Semiconductor nanoparticles (NPs) embedded in a dielectric matrix are of technological interest because of their ability to emit light and store charge. Ge NPs have been investigated for novel optoelectronic and non-volatile memory devices. Intensive research has focused on the structural and vibrational properties of Ge NPs embedded in SiO2. These properties are typically size dependent and highly reliant on the host matrix. An alternative dielectric matrix commonly used in the fabrication of micro-electronic and optoelectronic devices is Si3N4. Chemical vapor deposition (CVD), in particular low pressure (LPCVD) and plasma enhanced (PECVD) techniques, are the main methods for depositing an amorphous Si3N4 film. Many studies have been performed on the properties of Si NPs embedded in LPCVD and PECVD Si3N4. However, few studies have focused on the structural properties of Ge NPs embedded in Si3N4 by ion implantation. Therefore, a better understanding of the matrix role on the properties of the NPs could lead to the fabrication of more efficient optoelectronic devices. Here, we discuss the various structural properties and phase transformation of both the embedded NPs and the host matrix.

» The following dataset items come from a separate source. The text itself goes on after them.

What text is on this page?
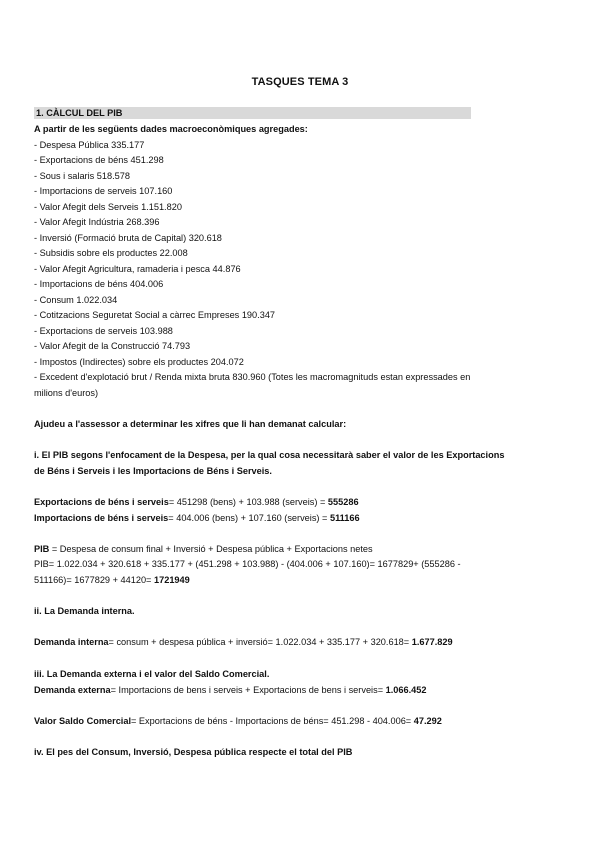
TASQUES TEMA 3
1. CÀLCUL DEL PIB
A partir de les següents dades macroeconòmiques agregades:
- Despesa Pública 335.177
- Exportacions de béns 451.298
- Sous i salaris 518.578
- Importacions de serveis 107.160
- Valor Afegit dels Serveis 1.151.820
- Valor Afegit Indústria 268.396
- Inversió (Formació bruta de Capital) 320.618
- Subsidis sobre els productes 22.008
- Valor Afegit Agricultura, ramaderia i pesca 44.876
- Importacions de béns 404.006
- Consum 1.022.034
- Cotitzacions Seguretat Social a càrrec Empreses 190.347
- Exportacions de serveis 103.988
- Valor Afegit de la Construcció 74.793
- Impostos (Indirectes) sobre els productes 204.072
- Excedent d'explotació brut / Renda mixta bruta 830.960 (Totes les macromagnituds estan expressades en
milions d'euros)
Ajudeu a l'assessor a determinar les xifres que li han demanat calcular:
i. El PIB segons l'enfocament de la Despesa, per la qual cosa necessitarà saber el valor de les Exportacions
de Béns i Serveis i les Importacions de Béns i Serveis.
Exportacions de béns i serveis= 451298 (bens) + 103.988 (serveis) = 555286
Importacions de béns i serveis= 404.006 (bens) + 107.160 (serveis) = 511166
PIB = Despesa de consum final + Inversió + Despesa pública + Exportacions netes
PIB= 1.022.034 + 320.618 + 335.177 + (451.298 + 103.988) - (404.006 + 107.160)= 1677829+ (555286 -
511166)= 1677829 + 44120= 1721949
ii. La Demanda interna.
Demanda interna= consum + despesa pública + inversió= 1.022.034 + 335.177 + 320.618= 1.677.829
iii. La Demanda externa i el valor del Saldo Comercial.
Demanda externa= Importacions de bens i serveis + Exportacions de bens i serveis= 1.066.452
Valor Saldo Comercial= Exportacions de béns - Importacions de béns= 451.298 - 404.006= 47.292
iv. El pes del Consum, Inversió, Despesa pública respecte el total del PIB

Ge ions were implanted into amorphous PECVD and LPCVD Si3N4 and SiOxNy thin layers. The implantations were performed at 400 °C. Samples were subsequently annealed at different temperatures (700, 900, and 1100 °C) for 1 hour under a N2 atmosphere.
Different types and sizes of NPs were obtained depending on the host matrix. The EXAFS study confirms the size-dependent properties of NPs, which vary significantly depending on the host matrices. The most striking difference between LPCVD and PECVD was the formation of both SiGe and Ge NPs. NP formation in SiOxNy matrices were significantly different from pure SiO2 or Si3N4, an effect that is attributed to the role on N on Ge diffusivity. Finally, we report an impurity induced phase transition (crystallization) for Si3N4 matrices (LPCVD and PECVD) during annealing at 1100oC. We investigate and isolate different mechanisms involved with this low temperature crystallization process.
Our research has made inroads into understanding the role of the matrix and thermal annealing on properties of Ge NPs.